El hombre abre los ojos. Hace un movimiento agitado para echar hacia atrás sus cabellos. Observa en su entorno. Agita las brasas para que la languideciente hoguera no colapse. Se estira mientras observa el sueño de los otros acompañantes. Gira la cabeza hacia el rincón donde permanecen, bien protegidas, las últimas reservas de despensa. Por inercia comprueba el pequeño ajuar doméstico y el arsenal de caza que tiene que revisar. Cuchillos que debe aguzar, buriles cuyos perfiles conviene inspeccionar con frecuencia, raederas de diminutos dientes afilados, puntas de flecha desmochadas que habrá que modificar, núcleos de pedernal que deben tallarse lentamente hasta lograr sus lascas, bifaces perfeccionados de tamaño adecuado. Comprueba que los huesos de animales están suficientemente secos como para labrarlos y hacer de ellos punzones, azagayas, arpones, percutores. No conoce la prisa pero no ignora que no debe caer en el desabastecimiento.
Avanza hacia la boca de la oquedad. Mira el amanecer, aún frío. Se despereza. Puede ser una distensión biológica como la de cualquier otro animal. Puede ser el paso a una celebración al sol, que se insinúa todas las mañanas desde el mismo punto. Su pensamiento entonces es simplemente la admiración. Con esta acompaña el agradecimiento. Espera mucho de aquel astro que es misterio para él, pero sobre todo supervivencia. Todo lo contrario a su gran enemigo, las tinieblas. Cada gesto hacia la bondad de la naturaleza lo considera una compensación por su parte. No sabe que es ya un ritual, pero la sinceridad arropa sus gestos que son compartidos por los demás miembros de la tribu.
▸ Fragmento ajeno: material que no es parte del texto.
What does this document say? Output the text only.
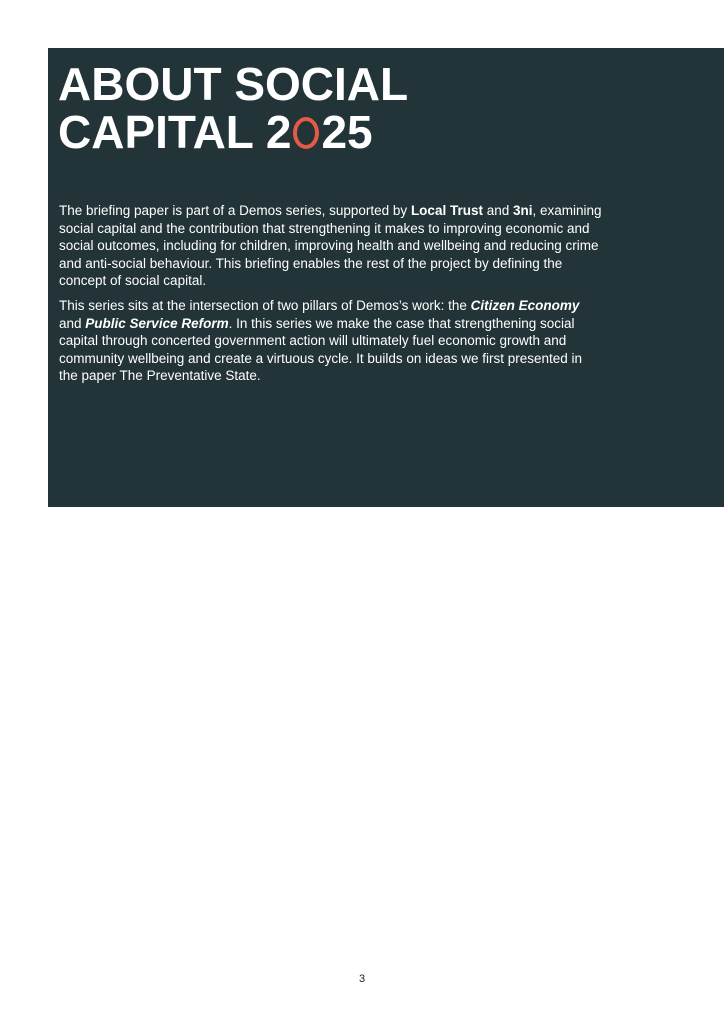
ABOUT SOCIAL
CAPITAL 2 25

The briefing paper is part of a Demos series, supported by Local Trust and 3ni, examining social capital and the contribution that strengthening it makes to improving economic and social outcomes, including for children, improving health and wellbeing and reducing crime and anti-social behaviour. This briefing enables the rest of the project by defining the concept of social capital.

This series sits at the intersection of two pillars of Demos’s work: the Citizen Economy and Public Service Reform. In this series we make the case that strengthening social capital through concerted government action will ultimately fuel economic growth and community wellbeing and create a virtuous cycle. It builds on ideas we first presented in the paper The Preventative State.

3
Sale, tiene ya suficiente luz para caminar ladera abajo. Va vigilante, aguzando el oído, distinguiendo sonidos, rumores, crujidos. El rocío deja resbaladizo el suelo herboso, pero las callosidades de sus pies obran como sujeción. No patina, no cae, si quiebra un poco su cuerpo sabe enderezarse con energía. Es una bajada a saltos medidos, en ocasiones agarrando pequeños arbustos a los que sabrá también dar un uso.
Ha llegado al borde de una corriente de agua ante la que se detiene. Como hizo antes frente al sol dedica su tiempo a contemplar el flujo veloz, caudaloso. No solo mira. También se deja deslumbrar. Le parece tan acogedora aquel agua veloz como generosa. Mira con satisfacción y gozo los peces saltarines que no cesan. De pronto se arrodilla. Es una función anatómica para llegar con comodidad al correntío. Pero entre este y él hay una correspondencia. Habla con el río como antes lo hiciera con el sol. Con miradas, ademanes, voces guturales tenues. Como en otros momentos lo hará con animales o plantas o cualquier otro individuo de su especie que llegue a su lado y le dé y le permita dar.
El racheado paso de las aguas apenas le permite observarse con nitidez, pero sabe buscar un remanso, junto a la orilla. Allí se agacha, ve reflejada su imagen. Se sonríe y se perturba. Luego se moja la cabeza, la sumerge incluso. Bebe. Necesita sentir su ablución fuera y dentro de su cuerpo. Con el agua entra más naturaleza en la propia. Eso le parece. Empapa su torso. Se siente más vinculado a cuanto hay fuera de él. Hasta el aire ligero que seca su humedad lo recibe placenteramente. Participa de la vida, tan llena de intercambio. Su instinto es también, o sobre todo, conciencia. Ignora los conceptos y las palabras, pero no las sensaciones y lo que estas impulsan dentro de sí. Extrañas reacciones que le dejan alegre, con iniciativa, esperanzado. Sacude su cabeza. Hunde sus manos fibrosas y curtidas en el uliginoso cieno. Siente entonces pleno su despertar.